Накануне войны в трех национальных кинематографиях Средней Азии практически синхронно вышли фильмы о знатных стахановках, типологически воспроизводящие сюжетные и идеологические паттерны «Члена правительства» (И. Хейфиц, А. Зархи, 1939) и «Светлого пути» (Г. Александров, 1940). Речь идет о туркменском фильме «Дурсун» (Е. Иванов-Барков, 1940), узбекском – «Асаль» (М. Егоров, Б. Казачков, 1940) и казахском – «Райхан» (М. Левин, 1940). Обращает на себя внимание отсутствие в этом ряду таджикского фильма[21], особенно если вспомнить, что именно образ девочки-таджички превратился в архетип восточной «стахановки». Я имею в виду 12-летнюю рекордсменку по сбору хлопка Мамлакат Нахангову, чье фото со Сталиным после съезда в Москве обошло всю страну и стало наиболее отчетливым визуальным воплощением мифологемы «отца народов».

«Образ Сталина как отца per se был известен с лета 1935 года, когда газеты опубликовали снимок вождя, приветствующего на трибуне мавзолея Ленина вместе с 11-летней пионеркой Ниной Здроговой парад физкультурников. С того момента и до начала Второй мировой войны широкое распространение получили изображения Сталина с маленькими девочками нерусского происхождения – такими, как Геля Маркизова из Бурят-Монголии или Мамлакат Нахангова из Таджикистана. <…> Мало кто с таким успехом укреплял образ Сталина-отца, эксплуатировавшийся в рамках “мифа о великой семье” советских народов, как несовершеннолетние девочки нерусской национальности, поскольку именно их отделяла от “отца” максимальная дистанция: принадлежа к “слабому полу” и будучи родом из “отсталых” республик, они являлись идеальными антиподами Сталина»[22]. Более того, Мамлакат становится явным прообразом Дурсун из одноименного туркменского фильма, повторившей ее ноу-хау в технике сбора хлопка.

Однако задача создания собственного полнометражного звукового фильма о знатной девушке все-таки стояла перед всеми республиканскими студиями центрально-азиатского региона. Мне удалось обнаружить в архиве сценарий Г. Гребнера «Зарагуль», который в свою очередь был переработанной версией сценария таджикского писателя Г. Джимиева «Саломат». Любопытно, что неизменная практика вынесения в название имени главной героини сохраняется в обеих версиях сценария, даже после переименования. Именно этот сценарий, посвященный опять же рекордсменке-хлопкосборщице, имеет в виду режиссер К. Ярматов (перебравшийся после срыва этих съемок из Душанбе на узбекскую киностудию), когда пишет в своих воспоминаниях о неосуществленной постановке фильма «Дочь Памира». Фильм стоял в плане киностудии на 1941 год, но коррективы в утвержденный план внесла начавшаяся война.

17

Булгакова О. Указ. соч. С. 178.



18

Щербенок А. «Взгляни на Ленина, и печаль твоя разойдется, как вода»: эстетика травмы у Дзиги Вертова // Травма: пункты / Под ред.
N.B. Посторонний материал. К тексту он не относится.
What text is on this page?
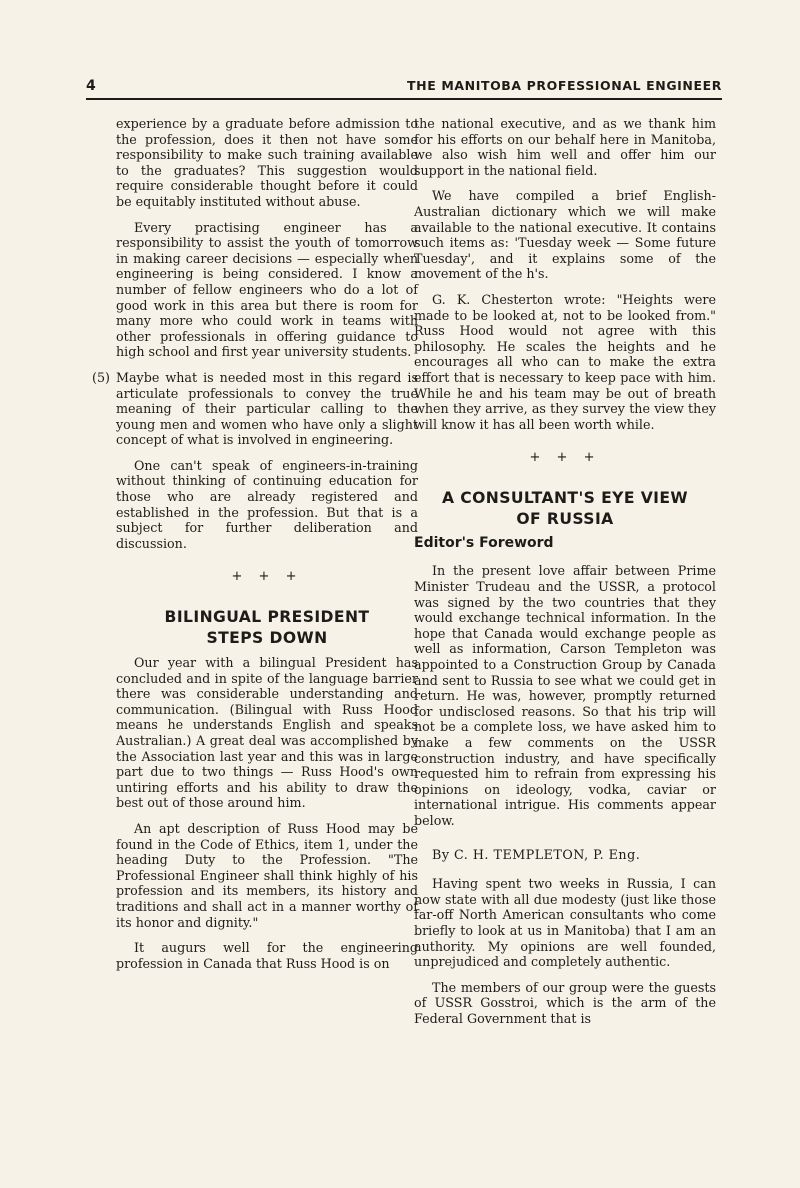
4	THE MANITOBA PROFESSIONAL ENGINEER

experience by a graduate before admission to the profession, does it then not have some responsibility to make such training available to the graduates? This suggestion would require considerable thought before it could be equitably instituted without abuse.

Every practising engineer has a responsibility to assist the youth of tomorrow in making career decisions — especially when engineering is being considered. I know a number of fellow engineers who do a lot of good work in this area but there is room for many more who could work in teams with other professionals in offering guidance to high school and first year university students.

(5) Maybe what is needed most in this regard is articulate professionals to convey the true meaning of their particular calling to the young men and women who have only a slight concept of what is involved in engineering.

One can't speak of engineers-in-training without thinking of continuing education for those who are already registered and established in the profession. But that is a subject for further deliberation and discussion.

+ + +
BILINGUAL PRESIDENT
STEPS DOWN

Our year with a bilingual President has concluded and in spite of the language barrier there was considerable understanding and communication. (Bilingual with Russ Hood means he understands English and speaks Australian.) A great deal was accomplished by the Association last year and this was in large part due to two things — Russ Hood's own untiring efforts and his ability to draw the best out of those around him.

An apt description of Russ Hood may be found in the Code of Ethics, item 1, under the heading Duty to the Profession. "The Professional Engineer shall think highly of his profession and its members, its history and traditions and shall act in a manner worthy of its honor and dignity."

It augurs well for the engineering profession in Canada that Russ Hood is on

the national executive, and as we thank him for his efforts on our behalf here in Manitoba, we also wish him well and offer him our support in the national field.

We have compiled a brief English-Australian dictionary which we will make available to the national executive. It contains such items as: 'Tuesday week — Some future Tuesday', and it explains some of the movement of the h's.

G. K. Chesterton wrote: "Heights were made to be looked at, not to be looked from." Russ Hood would not agree with this philosophy. He scales the heights and he encourages all who can to make the extra effort that is necessary to keep pace with him. While he and his team may be out of breath when they arrive, as they survey the view they will know it has all been worth while.

+ + +
A CONSULTANT'S EYE VIEW
OF RUSSIA
Editor's Foreword

In the present love affair between Prime Minister Trudeau and the USSR, a protocol was signed by the two countries that they would exchange technical information. In the hope that Canada would exchange people as well as information, Carson Templeton was appointed to a Construction Group by Canada and sent to Russia to see what we could get in return. He was, however, promptly returned for undisclosed reasons. So that his trip will not be a complete loss, we have asked him to make a few comments on the USSR construction industry, and have specifically requested him to refrain from expressing his opinions on ideology, vodka, caviar or international intrigue. His comments appear below.

By C. H. TEMPLETON, P. Eng.

Having spent two weeks in Russia, I can now state with all due modesty (just like those far-off North American consultants who come briefly to look at us in Manitoba) that I am an authority. My opinions are well founded, unprejudiced and completely authentic.

The members of our group were the guests of USSR Gosstroi, which is the arm of the Federal Government that is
С. Ушакина и Е. Трубиной. М.: НЛО, 2009. С. 719–720.

19

Богданов К. Vox populi: Фольклорные жанры советской культуры. М: НЛО, 2009. С. 190.

20

Вертов Д. О любви к живому человеку // Искусство кино. – 1958. – № 6. С. 99.

21

Можно заметить и отсутствие киргизского фильма, но в этой республике производство игрового кино начнется только в середине 1950-х, причем тоже с фильма о раскрепощенной девушке – «Салтанат» (В. Пронин, 1955).

22

Плампер Я. Грузин Коба или «отец народов»? Культ Сталина сквозь призму этничности // Неприкосновенный запас. – 2011. – № 4 (78). С. 273–274.